Disclaimer

Disclaimer. After nearly 40 years managing money for some of the largest life offices and investment managers in the world, I think I have something to offer. These days I'm retired, and I can't by law give you advice. I do make mistakes, but I try hard to do my analysis thoroughly, and to make sure my data are correct. Remember: the unexpected sometimes happens. The expected does too, but all too often it takes longer than you thought it would.

The Goddess of Markets punishes (eventually) greed, folly, laziness and arrogance. No matter how many years you've served Her. Take care. Be humble. And don't blame me.

BTW, clicking on most charts will produce the original-sized, i.e., bigger version.

Thursday, July 12, 2012

US Labour Mkt Data for June

Employment growth lower, the unemployment rate not falling.  On the face of it, further evidence that the economy is slowing, or that it's going through a payback period for faster growth earlier this year.  But one piece of evidence suggests otherwise:  overtime hours are rising.  This indicator is well correlated with the cycle.  It suggests that rather than take on new employees, firms are asking existing employees to work longer hours.  This is clearly not sustainable for long.

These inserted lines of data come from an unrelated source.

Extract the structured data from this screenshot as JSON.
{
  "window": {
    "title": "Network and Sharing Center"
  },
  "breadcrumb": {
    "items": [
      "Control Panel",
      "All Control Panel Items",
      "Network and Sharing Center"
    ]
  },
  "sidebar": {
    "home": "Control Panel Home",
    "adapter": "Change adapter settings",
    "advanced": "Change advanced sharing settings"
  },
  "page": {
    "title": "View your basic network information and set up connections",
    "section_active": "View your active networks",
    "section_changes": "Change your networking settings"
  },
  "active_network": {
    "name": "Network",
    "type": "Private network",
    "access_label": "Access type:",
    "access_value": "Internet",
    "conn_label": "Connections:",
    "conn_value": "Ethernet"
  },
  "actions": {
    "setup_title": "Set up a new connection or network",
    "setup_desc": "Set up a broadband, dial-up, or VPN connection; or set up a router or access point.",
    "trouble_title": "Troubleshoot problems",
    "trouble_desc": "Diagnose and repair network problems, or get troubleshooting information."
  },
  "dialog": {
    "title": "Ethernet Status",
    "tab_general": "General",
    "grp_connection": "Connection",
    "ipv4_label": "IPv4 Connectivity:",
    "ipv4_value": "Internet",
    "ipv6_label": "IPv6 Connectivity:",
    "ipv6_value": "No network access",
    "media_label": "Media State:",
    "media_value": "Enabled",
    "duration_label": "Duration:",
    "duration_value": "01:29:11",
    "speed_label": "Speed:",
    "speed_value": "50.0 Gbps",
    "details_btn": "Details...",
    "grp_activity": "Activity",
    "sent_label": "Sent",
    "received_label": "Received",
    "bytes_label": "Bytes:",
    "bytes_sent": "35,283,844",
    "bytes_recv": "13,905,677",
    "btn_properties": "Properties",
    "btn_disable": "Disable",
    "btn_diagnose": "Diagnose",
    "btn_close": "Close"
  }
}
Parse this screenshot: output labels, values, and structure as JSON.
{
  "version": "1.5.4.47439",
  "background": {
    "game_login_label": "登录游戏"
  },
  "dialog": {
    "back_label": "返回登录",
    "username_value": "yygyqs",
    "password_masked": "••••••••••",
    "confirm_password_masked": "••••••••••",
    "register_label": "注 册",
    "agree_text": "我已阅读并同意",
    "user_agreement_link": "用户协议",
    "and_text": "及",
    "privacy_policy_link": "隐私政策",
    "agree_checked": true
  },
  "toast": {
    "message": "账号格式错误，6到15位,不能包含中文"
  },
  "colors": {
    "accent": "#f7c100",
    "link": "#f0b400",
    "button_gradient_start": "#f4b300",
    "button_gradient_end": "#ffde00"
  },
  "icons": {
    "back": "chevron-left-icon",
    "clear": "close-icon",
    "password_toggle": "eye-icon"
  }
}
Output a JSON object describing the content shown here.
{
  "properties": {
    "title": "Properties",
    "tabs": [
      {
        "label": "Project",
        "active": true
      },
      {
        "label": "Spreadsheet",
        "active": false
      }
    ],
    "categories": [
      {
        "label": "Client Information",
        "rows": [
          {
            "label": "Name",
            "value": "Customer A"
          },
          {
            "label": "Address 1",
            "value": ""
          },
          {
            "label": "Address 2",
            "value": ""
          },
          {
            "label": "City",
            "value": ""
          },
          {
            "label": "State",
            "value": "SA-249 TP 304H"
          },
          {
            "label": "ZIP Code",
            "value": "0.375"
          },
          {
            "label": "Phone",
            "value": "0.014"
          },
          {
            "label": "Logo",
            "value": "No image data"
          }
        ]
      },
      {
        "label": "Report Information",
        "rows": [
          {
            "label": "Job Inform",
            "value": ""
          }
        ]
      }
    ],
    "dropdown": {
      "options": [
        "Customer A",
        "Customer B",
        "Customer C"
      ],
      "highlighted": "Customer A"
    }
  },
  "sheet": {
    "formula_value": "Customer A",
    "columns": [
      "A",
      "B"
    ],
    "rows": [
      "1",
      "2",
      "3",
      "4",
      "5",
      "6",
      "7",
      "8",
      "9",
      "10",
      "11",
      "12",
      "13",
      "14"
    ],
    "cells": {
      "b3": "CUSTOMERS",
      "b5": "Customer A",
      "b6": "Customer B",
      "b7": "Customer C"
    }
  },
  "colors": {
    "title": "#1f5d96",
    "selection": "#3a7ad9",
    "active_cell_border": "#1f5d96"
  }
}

But it also suggests a degree of caution amongst employers, which does run the risk that it's self-fulfilling.  Why the caution?  The dreary European debacle has to be affecting sentiment.  But more likely is the prospect of the fiscal cliff in January.  The automatic tax increases and spending cuts which are forecast (depending on the forecaster) to reduce GDP by 3 to 5% must be affecting confidence.  This isn't irrational -- Japan tightened fiscal policy early in its now 20 year stagnation and caused the economy to plunge back into recession, and in 1937 in the midst of recovery from the Great Depression, a newly elected Republican Congress forced a balanced budget on the US causing a deep recession.

Time for the politicians to stop acting like three-year olds.